More than 30 projects are under development or at an advanced stage of planning to meet Vietnam’s growing demand for energy. Since 2003, Electricity of Vietnam company is developing a series of dams in both the Sesan and Srepok basins. To make way for these projects, around 190 000 people will be displaced. In addition to developing its domestic hydropower resources, Vietnam with the support of the Asian Development Bank’s Mekong Power Grid plan is signing contracts to import electricity from Laos and Cambodia.
The Cambodian government is on the threshold of committing to an extensive hydropower program, mostly with the backing of Chinese financiers and construction companies. In 2005, the Cambodian Government started construction of Kamchay Dam, cambodian first large domestic hydropower project. The 112 meter high dam will be built by Sinohydro Corporation (China’s leading dam builder, having built 70% of China’s hydropower capacity). In April 2006, China announced a US$600 million aid package to Cambodia, almost half of which financed the Kamchay Dam. In October 2006, the Cambodian government gave approval to the China Southern Power Grid Company to prepare a feasibility study for the massive 3,300 MW Sambor Dam, located on the Mekong mainstream in Kratie province. If approved, it would have a massive impact on the Mekong River’s fisheries as well as on endangered species such as the Irrawaddy dolphin. Further seven projects have started with feasibility studies, four of them are located close to or within the Central Cardamom Protected Forest in Southwest Cambodia.
The Mekong river sustains the world’s second-largest inland fishery (only the Amazon has greater biodiversity) and is home to 1,200 fish species – approximately 50 of which are caught commercially. According to the Mekong River Commission, approximately 2.6 million tons of wild fish and other aquatic resources are harvested each year, worth at least US$2 billion at first-sale value. Taking into account secondary industries, such as fish processing and marketing, the total economic value for the Mekong’s fisheries is between $5.6 and $9.4 billion per year, contributing significantly to the region’s economy.

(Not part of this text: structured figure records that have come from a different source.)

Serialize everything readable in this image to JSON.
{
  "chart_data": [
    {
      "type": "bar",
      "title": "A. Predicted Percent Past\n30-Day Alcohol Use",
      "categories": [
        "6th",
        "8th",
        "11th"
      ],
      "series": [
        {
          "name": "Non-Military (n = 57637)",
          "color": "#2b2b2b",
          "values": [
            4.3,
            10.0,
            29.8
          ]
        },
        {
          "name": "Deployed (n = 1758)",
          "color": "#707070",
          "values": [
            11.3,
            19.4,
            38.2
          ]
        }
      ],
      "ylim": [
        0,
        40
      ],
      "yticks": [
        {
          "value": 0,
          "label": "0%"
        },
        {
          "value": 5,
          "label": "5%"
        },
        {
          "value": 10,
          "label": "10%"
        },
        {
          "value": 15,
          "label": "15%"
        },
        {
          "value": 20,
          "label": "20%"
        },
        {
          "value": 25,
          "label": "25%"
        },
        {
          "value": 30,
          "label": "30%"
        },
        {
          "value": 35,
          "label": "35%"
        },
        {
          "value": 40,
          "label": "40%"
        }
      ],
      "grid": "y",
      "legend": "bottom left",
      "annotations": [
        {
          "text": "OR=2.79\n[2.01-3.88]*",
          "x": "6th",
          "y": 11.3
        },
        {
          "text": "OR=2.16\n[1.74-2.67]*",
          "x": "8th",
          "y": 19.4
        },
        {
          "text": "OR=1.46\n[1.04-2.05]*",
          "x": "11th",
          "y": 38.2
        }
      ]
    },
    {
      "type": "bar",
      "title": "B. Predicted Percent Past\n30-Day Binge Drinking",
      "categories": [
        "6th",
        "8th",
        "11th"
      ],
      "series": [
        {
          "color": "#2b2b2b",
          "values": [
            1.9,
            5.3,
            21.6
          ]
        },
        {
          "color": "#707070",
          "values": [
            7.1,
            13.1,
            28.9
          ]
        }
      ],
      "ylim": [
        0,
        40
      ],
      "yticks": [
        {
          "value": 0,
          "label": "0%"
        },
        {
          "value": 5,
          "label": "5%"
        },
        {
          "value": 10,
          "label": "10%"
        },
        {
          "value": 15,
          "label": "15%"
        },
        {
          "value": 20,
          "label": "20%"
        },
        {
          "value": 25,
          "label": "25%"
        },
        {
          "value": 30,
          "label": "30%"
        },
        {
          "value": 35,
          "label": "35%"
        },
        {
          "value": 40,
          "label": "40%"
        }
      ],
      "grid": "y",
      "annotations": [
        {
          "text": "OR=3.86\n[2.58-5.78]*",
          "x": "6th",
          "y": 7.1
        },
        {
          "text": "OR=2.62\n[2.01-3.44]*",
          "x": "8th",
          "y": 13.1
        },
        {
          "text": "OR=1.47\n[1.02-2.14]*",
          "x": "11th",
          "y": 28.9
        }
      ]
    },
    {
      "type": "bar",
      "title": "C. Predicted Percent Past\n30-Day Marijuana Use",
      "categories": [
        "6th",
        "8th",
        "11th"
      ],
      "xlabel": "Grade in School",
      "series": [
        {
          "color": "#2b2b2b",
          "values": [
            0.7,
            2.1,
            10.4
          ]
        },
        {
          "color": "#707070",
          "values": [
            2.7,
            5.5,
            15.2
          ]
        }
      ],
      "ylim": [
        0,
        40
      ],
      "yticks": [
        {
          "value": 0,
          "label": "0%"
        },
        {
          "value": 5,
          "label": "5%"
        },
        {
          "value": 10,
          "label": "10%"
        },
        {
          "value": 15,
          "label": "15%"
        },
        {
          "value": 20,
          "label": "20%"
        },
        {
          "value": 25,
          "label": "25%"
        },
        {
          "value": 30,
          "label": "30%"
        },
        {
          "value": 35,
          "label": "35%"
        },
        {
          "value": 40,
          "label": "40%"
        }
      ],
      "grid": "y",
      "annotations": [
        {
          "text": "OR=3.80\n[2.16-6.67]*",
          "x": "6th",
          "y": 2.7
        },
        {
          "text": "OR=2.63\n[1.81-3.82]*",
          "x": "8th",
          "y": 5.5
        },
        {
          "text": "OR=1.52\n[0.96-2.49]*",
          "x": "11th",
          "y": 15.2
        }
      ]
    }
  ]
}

In Laos, a report for the World Fish Centre in 2007, Eric Baran and Blake Ratner calculated the amount of wild fisheries to 64,600 tonnes — 78% of the country’s total fish production and the direct value to the Laos economy is between $66m and $100m – 6% to 8% of GDP.
Around 70 percent of the Mekong River’s commercial fish catch migrate long distances, which is essential for their life cycle. Building dams on the Mekong River’s mainstream will block these migrations. Experience around the world indicates that these impacts cannot be mitigated. Existing fish passage technologies cannot handle the massive volume of fish migrations – which can reach up to 3 million fish per hour at peak migration times. Building dams would block this migration routes and could cause severe problems with supplying food for rural population of Laos and Cambodia, which depends almost completely on river fisheries nowadays.